What traditional schools are doing to keep up
Traditional schools, Bradley said, will now have to get into the mind set that they can no longer take for granted that families will remain with them.
“There are a growing number of choices and more parents are taking advantage of those options,” she said. “By the way, this is exactly what charter school legislation intended — to create healthy competition.”
This year, enrollment in the district is down by 288 students, according to an estimated five-day count released this week. In past years, it’s seen more growth than decline, said Superintendent Tim McGonegal.
To gain back students to the district, which includes seven traditional high schools, there are plans to review policies and procedures that were developed during the years it was growing, McGonegal said.
“Just three years ago we grew by about 1,200 students,” he said. “Now we’re looking to see what we can change internally to make sure we’re keeping the students in the traditional public schools.”
McGonegal said charters are important choices for parents and noted that the school board supports them.
“This county has embraced the charter school concept,” Manatee County school board member Barbara Harvey said.
Other efforts to market traditional schools include the district hosting a high school academy showcase this week in conjunction with post-secondary education night, also known as college night, said district spokeswoman Margi Nanney. It will be held on Wednesday at the Manatee Convention and Civic Center in Palmetto. Information on many of the district’s traditional schools will be available then.

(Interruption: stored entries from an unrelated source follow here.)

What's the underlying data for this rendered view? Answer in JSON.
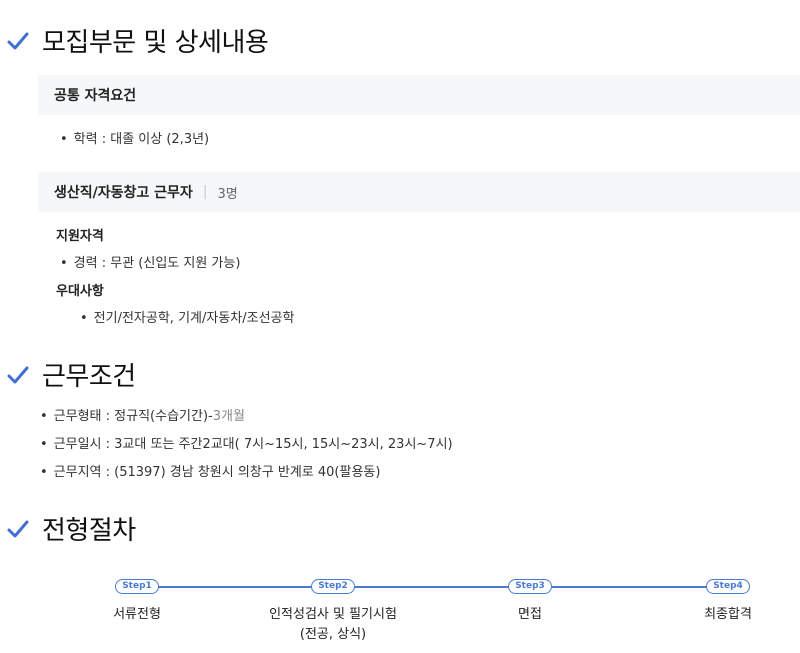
{
  "sections": {
    "recruit_title": "모집부문 및 상세내용",
    "conditions_title": "근무조건",
    "process_title": "전형절차"
  },
  "common": {
    "heading": "공통 자격요건",
    "education": "학력 : 대졸 이상 (2,3년)"
  },
  "position": {
    "name": "생산직/자동창고 근무자",
    "count": "3명",
    "qual_label": "지원자격",
    "experience": "경력 : 무관 (신입도 지원 가능)",
    "pref_label": "우대사항",
    "preference": "전기/전자공학, 기계/자동차/조선공학"
  },
  "conditions": {
    "type_main": "근무형태 : 정규직(수습기간)-",
    "type_extra": "3개월",
    "hours": "근무일시 : 3교대 또는 주간2교대( 7시~15시, 15시~23시, 23시~7시)",
    "location": "근무지역 : (51397) 경남 창원시 의창구 반계로 40(팔용동)"
  },
  "steps": [
    {
      "badge": "Step1",
      "label": "서류전형"
    },
    {
      "badge": "Step2",
      "label": "인적성검사 및 필기시험(전공, 상식)"
    },
    {
      "badge": "Step3",
      "label": "면접"
    },
    {
      "badge": "Step4",
      "label": "최종합격"
    }
  ],
  "colors": {
    "accent": "#4a7bd1",
    "check": "#3f6fd0"
  }
}
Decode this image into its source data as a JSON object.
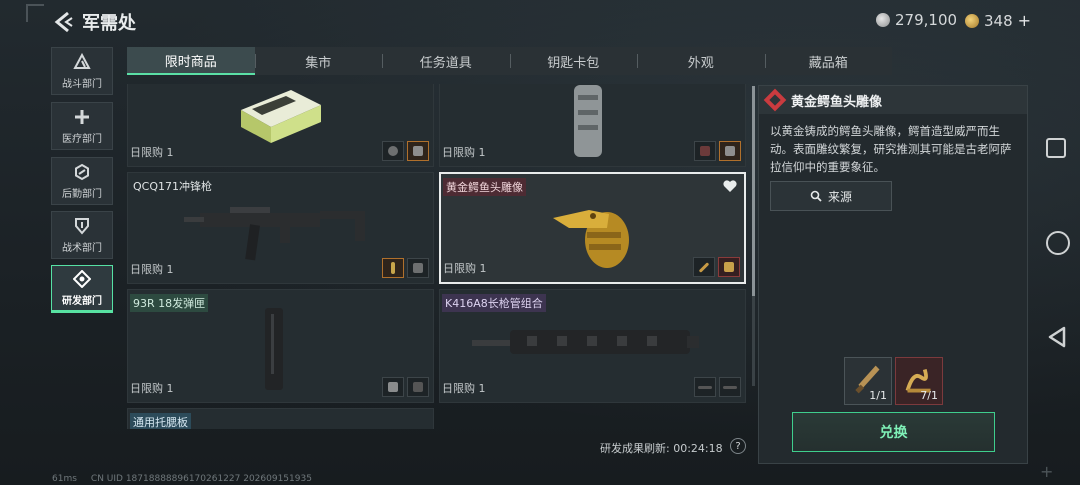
{
  "header": {
    "title": "军需处",
    "currency_silver": "279,100",
    "currency_gold": "348",
    "add_label": "+"
  },
  "departments": [
    {
      "label": "战斗部门",
      "icon": "combat-icon"
    },
    {
      "label": "医疗部门",
      "icon": "medical-cross-icon"
    },
    {
      "label": "后勤部门",
      "icon": "logistics-icon"
    },
    {
      "label": "战术部门",
      "icon": "shield-icon"
    },
    {
      "label": "研发部门",
      "icon": "research-icon",
      "active": true
    }
  ],
  "tabs": [
    {
      "label": "限时商品",
      "active": true
    },
    {
      "label": "集市"
    },
    {
      "label": "任务道具"
    },
    {
      "label": "钥匙卡包"
    },
    {
      "label": "外观"
    },
    {
      "label": "藏品箱"
    }
  ],
  "items": [
    {
      "name": "",
      "limit": "日限购 1"
    },
    {
      "name": "",
      "limit": "日限购 1"
    },
    {
      "name": "QCQ171冲锋枪",
      "limit": "日限购 1"
    },
    {
      "name": "黄金鳄鱼头雕像",
      "limit": "日限购 1",
      "selected": true
    },
    {
      "name": "93R 18发弹匣",
      "limit": "日限购 1"
    },
    {
      "name": "K416A8长枪管组合",
      "limit": "日限购 1"
    },
    {
      "name": "通用托腮板",
      "limit": ""
    }
  ],
  "refresh": {
    "label": "研发成果刷新: 00:24:18",
    "help": "?"
  },
  "detail": {
    "title": "黄金鳄鱼头雕像",
    "description": "以黄金铸成的鳄鱼头雕像，鳄首造型威严而生动。表面雕纹繁复，研究推测其可能是古老阿萨拉信仰中的重要象征。",
    "source_label": "来源",
    "requirements": [
      {
        "count": "1/1"
      },
      {
        "count": "7/1"
      }
    ],
    "redeem_label": "兑换"
  },
  "footer": {
    "ping": "61ms",
    "uid": "CN UID 18718888896170261227 202609151935"
  },
  "colors": {
    "accent": "#58e2a2",
    "rarity_red": "#c93b3f",
    "background": "#1c2226"
  }
}
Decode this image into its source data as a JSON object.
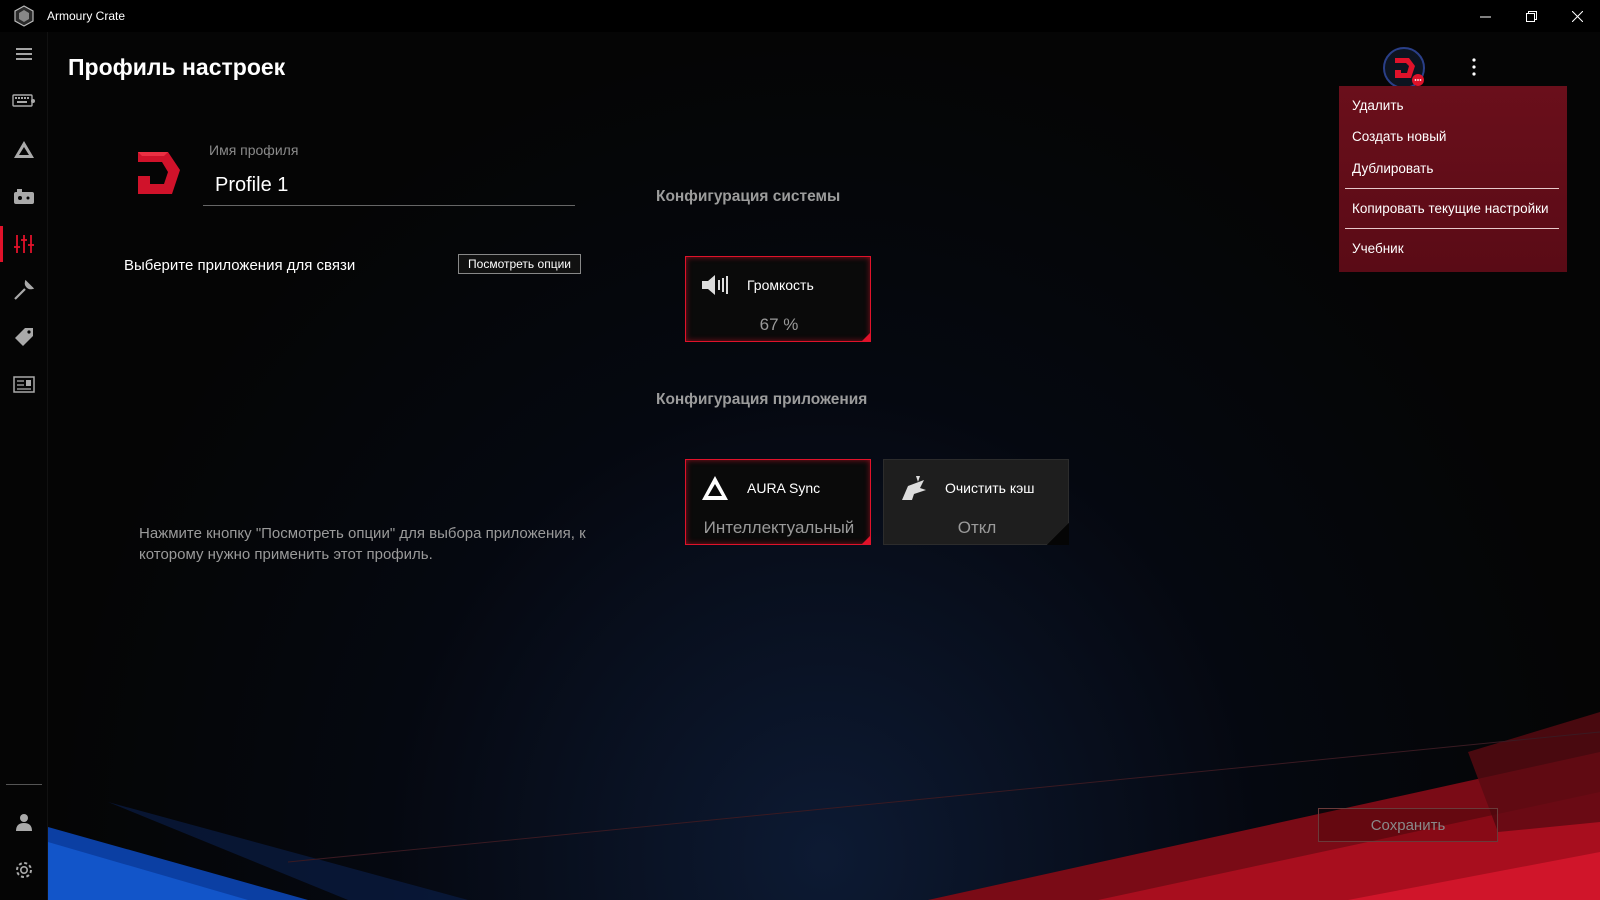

Bradley said it’s also important for traditional schools to get the word out to the community about their success.
“I think we have to tell our story and keep people aware of all the good things that are occurring in our (traditional) schools,” Bradley said. “If we don’t tell our story and brag about the successes, they will just go by the wayside.
For instance if a family is looking at a high school, for example Southeast, and they just look at the FCAT grade ... Unless you dig deeper you could see the SAT scores there are the highest in the district. Don’t always look at the grade. Look at the high school comprehensively and see there a lot of good things going on,” he said.